Golden Spikes winner. Minor league Player of the Year. Rookie of the Year. MVP. A 2017 campaign that was better in some ways than the previous. A start to 2018 that had him on pace to blow away all of his career highs. Unlike Joe Flacco, the accolades prove beyond a shadow of a doubt that Kris Bryant is indeed elite.
But in this instant-gratification, what-have-you-done-for-me-lately world, all it took for people to forget the past was a present in which Bryant battled a debilitating shoulder injury. Some saw David Bote’s heroic home runs and decided the Cubs would be better off trading their superstar while they still could. It didn’t help that ESPN’s Buster Olney made such a move seem like a real possibility.
When CI reported that Bryant was pouring himself into his offseason workouts with an intensity never before seen by those around him, people made jokes about “best shape of his life” tropes. When he went back to his old swing, some of those same people worried that his shoulder was a ticking time bomb. When he displayed that familiar easy power in the cage, people said they’d believe it when he did it in a game.
All it took was one at-bat for Bryant to shut those doubters up, and you can rest assured he’s planning to take a helluva lot more swings at that hater piñata over the course of the season.
“You know, when you’re not playing, you have a whole lot of time to kind of just sit there and either go through a Twitter rabbit hole or whatever, you start seeing things about yourself,” Bryant told members of the media* after Saturday’s opener. “And seeing things saying, ‘Trade him,’ and this and that. And I’m like, ‘All right.’ I’m motivated.

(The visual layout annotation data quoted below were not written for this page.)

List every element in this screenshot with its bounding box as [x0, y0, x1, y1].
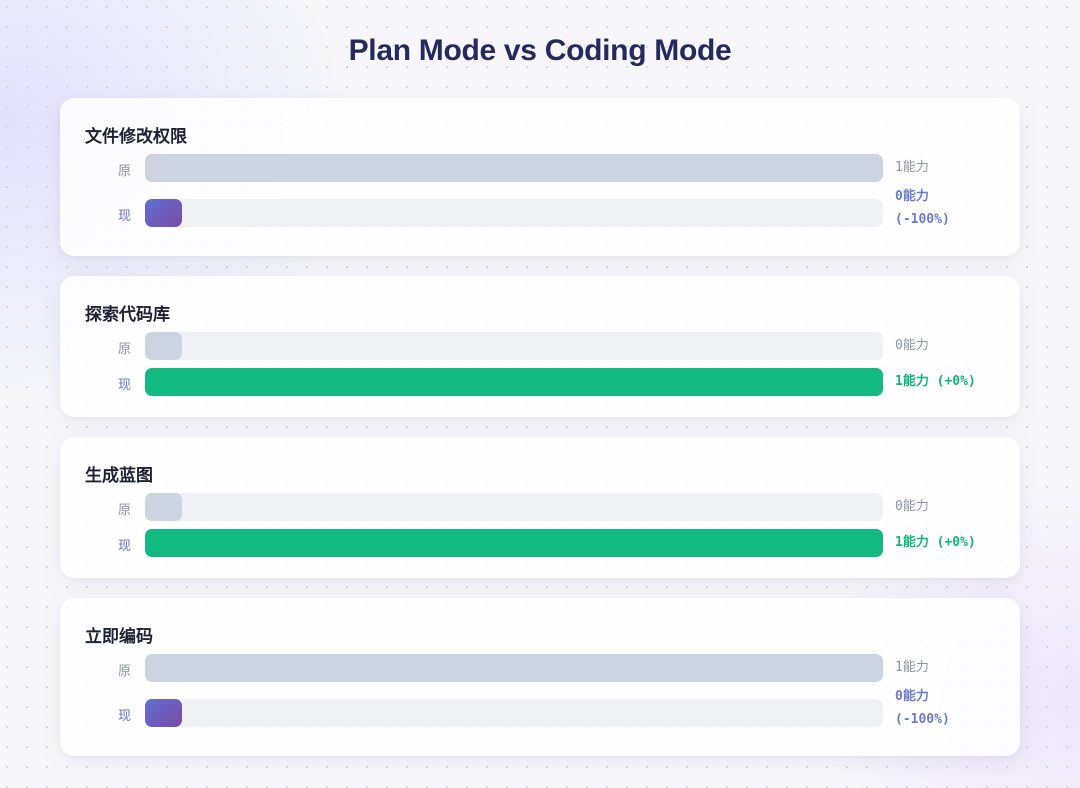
current-bar — [145, 699, 182, 727]
original-bar-track — [145, 154, 883, 182]
current-bar-track — [145, 368, 883, 396]
current-value-label: 1能力 (+0%) — [895, 370, 976, 393]
original-bar — [145, 493, 182, 521]
current-bar — [145, 529, 883, 557]
current-value-label: 1能力 (+0%) — [895, 531, 976, 554]
current-bar-track — [145, 199, 883, 227]
current-series-label: 现 — [118, 708, 132, 723]
category-card: 文件修改权限原 1能力现 0能力 (-100%) — [60, 98, 1020, 256]
original-series-label: 原 — [118, 663, 132, 678]
current-bar — [145, 199, 182, 227]
current-change: (-100%) — [895, 212, 950, 227]
category-card: 立即编码原 1能力现 0能力 (-100%) — [60, 598, 1020, 756]
original-bar-track — [145, 332, 883, 360]
original-series-label: 原 — [118, 163, 132, 178]
category-title: 生成蓝图 — [85, 466, 153, 485]
category-card: 探索代码库原 0能力现 1能力 (+0%) — [60, 276, 1020, 417]
current-value: 0能力 — [895, 189, 929, 204]
current-bar-track — [145, 529, 883, 557]
original-value-label: 1能力 — [895, 660, 929, 675]
current-series-label: 现 — [118, 377, 132, 392]
spacer — [929, 535, 937, 550]
current-change: (+0%) — [936, 374, 976, 389]
current-series-label: 现 — [118, 538, 132, 553]
category-title: 探索代码库 — [85, 305, 170, 324]
current-value: 1能力 — [895, 374, 929, 389]
original-bar-track — [145, 654, 883, 682]
current-series-label: 现 — [118, 208, 132, 223]
current-value-label: 0能力 (-100%) — [895, 185, 950, 231]
original-bar — [145, 654, 883, 682]
current-value-label: 0能力 (-100%) — [895, 685, 950, 731]
original-value-label: 0能力 — [895, 338, 929, 353]
original-value-label: 0能力 — [895, 499, 929, 514]
original-bar — [145, 332, 182, 360]
current-value: 1能力 — [895, 535, 929, 550]
current-bar — [145, 368, 883, 396]
current-bar-track — [145, 699, 883, 727]
original-series-label: 原 — [118, 341, 132, 356]
current-change: (-100%) — [895, 712, 950, 727]
original-series-label: 原 — [118, 502, 132, 517]
current-change: (+0%) — [936, 535, 976, 550]
category-title: 文件修改权限 — [85, 127, 187, 146]
spacer — [929, 374, 937, 389]
category-card: 生成蓝图原 0能力现 1能力 (+0%) — [60, 437, 1020, 578]
category-title: 立即编码 — [85, 627, 153, 646]
chart-title: Plan Mode vs Coding Mode — [348, 34, 732, 67]
original-bar — [145, 154, 883, 182]
current-value: 0能力 — [895, 689, 929, 704]
original-bar-track — [145, 493, 883, 521]
original-value-label: 1能力 — [895, 160, 929, 175]
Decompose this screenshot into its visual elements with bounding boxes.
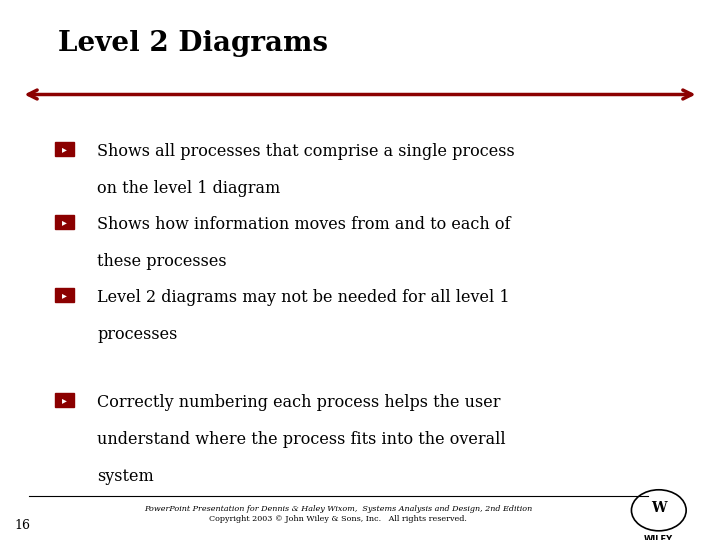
Bar	[55, 393, 74, 407]
Text: 16: 16	[14, 519, 30, 532]
Text: ▸: ▸	[63, 144, 67, 154]
Text: WILEY: WILEY	[644, 535, 673, 540]
Bar	[55, 215, 74, 229]
Text: W: W	[651, 501, 667, 515]
Text: Copyright 2003 © John Wiley & Sons, Inc.   All rights reserved.: Copyright 2003 © John Wiley & Sons, Inc.…	[210, 516, 467, 523]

“Keep them coming. Bring it. Whatever you guys write, I try not to read it. Most of you guys are great anyway, but honestly, like I said, it’s, ‘What have you done for me lately?’ And last year I didn’t really do anything. And, sure, it was warranted, but boy did it motivate me this year. I’m excited.”
The best part about this is Bryant talking about seeing things on Twitter, then saying that he doesn’t read what the beat writers put out. And then, realizing in real time that he’d thrown a little low-key shade at them, he made sure to offer a compliment before really going in on the vengeance narrative.
“As easy as it may have seemed for me my first four years, even going back to college and high school, there’s always people that say things,” Bryant offered. “And the negative stuff always stands out more, because negativity kind of sells. People want to read that stuff. So, that’s kind of the things that really stuck out to me, but it wasn’t really the first time I’ve been doubted.
“That’s why I think I am where I’m at in terms of my abilities in baseball, because I read one thing or something and it just motivates me to just either shut that person up or prove them wrong. I’ve been doing that pretty much my whole life. So, bring it on.”
And he’s not just making stuff up about that criticism dating back to his prep days. The cutthroat Las Vegas baseball scene is populated by scouts and coaches with agendas for days, and they’ll gladly badmouth a kid who doesn’t help them further their own ends. Bryant probably won’t address that much more specifically than we saw above, but his father, Mike Bryant, shared some of his frustrations as part of a much bigger interview with CI prior to the 2017 season.
The apple may have rolled a little far from the tree when it comes to bluntness, but the younger Bryant is tapping into a little more of that intensity these days. Encountering your athletic mortality has a way of changing people, maybe allowing them to tap into previously unknown wells of ability. Not that there was anything lacking in Bryant’s game or personality in the past, but perhaps being a little pissed off and playing with a chip on his shoulder will make him even better.
And despite what some poor, misguided souls seem to believe after last season, being even better means being the best player Cubs fans have ever seen.
*This particular link is to a lengthy Medium post by Jordan Bastian, the new Cubs beat writer for MLB.com. Bastian replaced Carrie Muskat this winter and has quickly established himself as a must-follow for Cubs fans. His reports from spring have been phenomenal, whether it’s the images he captures with his SLR or the in-depth coverage across different platforms.